Scott County offering vaccines for high risk children, while state records first flu case

Scott County will be offering influenza vaccines to high risk children, the county's public health office announced this week. Meanwhile, Minnesota has recorded its first case of the flu.

Scott County Public Health has received a portion of flu vaccine from the state-funded Minnesota Vaccines for Children (MnVFC) program. This vaccine will be available to high-risk children who are eligible for the state-funded vaccine at regular Scott County immunization clinics. Due to the shortage, Scott County does not have any vaccine available for high-risk adults.

In order for a child to have access to the state-funded vaccine, they must be uninsured or underinsured (has health insurance that does not fully cover vaccines), on Medical Assistance or Minnesota Care or be an American Indian or Alaskan Native.

In addition, they must fall into one of the following high-risk categories:

— Age six months to 23 months.

— Child living with infant less than six months of age (infants less than six months cannot be vaccinated).

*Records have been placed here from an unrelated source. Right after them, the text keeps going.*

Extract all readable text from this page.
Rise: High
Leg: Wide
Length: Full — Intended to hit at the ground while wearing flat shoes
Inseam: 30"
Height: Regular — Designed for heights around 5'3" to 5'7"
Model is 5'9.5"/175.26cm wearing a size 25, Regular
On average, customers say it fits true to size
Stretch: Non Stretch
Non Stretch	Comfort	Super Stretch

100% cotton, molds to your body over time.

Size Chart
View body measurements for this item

— Six months through 18 years of age with any of the following conditions: heart disease, metabolic disease including diabetes, kidney disease, lung disease including asthma, abnormal blood disease or immunosuppression.

— Six months through 18 years of age receiving long-term aspirin therapy.

— Six months through 18 years of age who are residents of a nursing home or other chronic care facility.

— Adolescent girls up to the age of 18 who will be pregnant during the influenza season.

Those not eligible for the MnVFC vaccine include anyone who is not MnVFC eligible including children whose insurance covers vaccines, or any person over the age of 18; MnVFC eligible children ages 2-18 who are a household contact of persons in groups at high risk except for infants less than six months of age.

The vaccine will be available at the following Scott County immunization clinics: today (Thursday), from 3-5 p.m. at Hope Lutheran Church in Jordan; Thursday, Nov. 4, from 3-5 p.m. at the Savage Library in Savage; Monday, Nov. 8, from 3:30-5:30 p.m. at the Workforce Center in Shakopee, and Thursday, Nov. 18, from 3-5 p.m. at Hope Lutheran Church in Jordan.

The county encourages adults who are over the age of 65 or who have chronic health problems to consider getting a pneumococcal shot if they have not had one in the past. This vaccine, commonly called the pneumonia shot, can protect against pneumococcal disease which can lead to serious infections of the lungs (pneumonia), the blood (bacteremia) and the covering of the brain (meningitis). This vaccine is generally given only once, usually after age 65. If the first dose was given before age 65 one booster dose is given after five years have elapsed.

Medicare part B covers the pneumococcal vaccine. It is available at the clinics listed above.

Queen of Peace

Queen of Peace Hospital in New Prague will not be doing any flu vaccinations this year, due to the shortage of vaccine. Paula Harnage of the hospital’s infection control office said they are recommending that people contact their clinics every week to check on the vaccine's availability.

First case reported

The first laboratory-confirmed case of influenza for the 2004-2005 season was confirmed in a 44-year-old Minneapolis woman. Her illness was caused by the A Fujian strain of the influenza virus – one of the three strains covered in this year’s flu vaccine.

Officials at the Minnesota Department of Health (MDH) said that while the flu usually doesn’t appear this early in the state, that doesn’t necessarily mean this will be a bad year for the flu.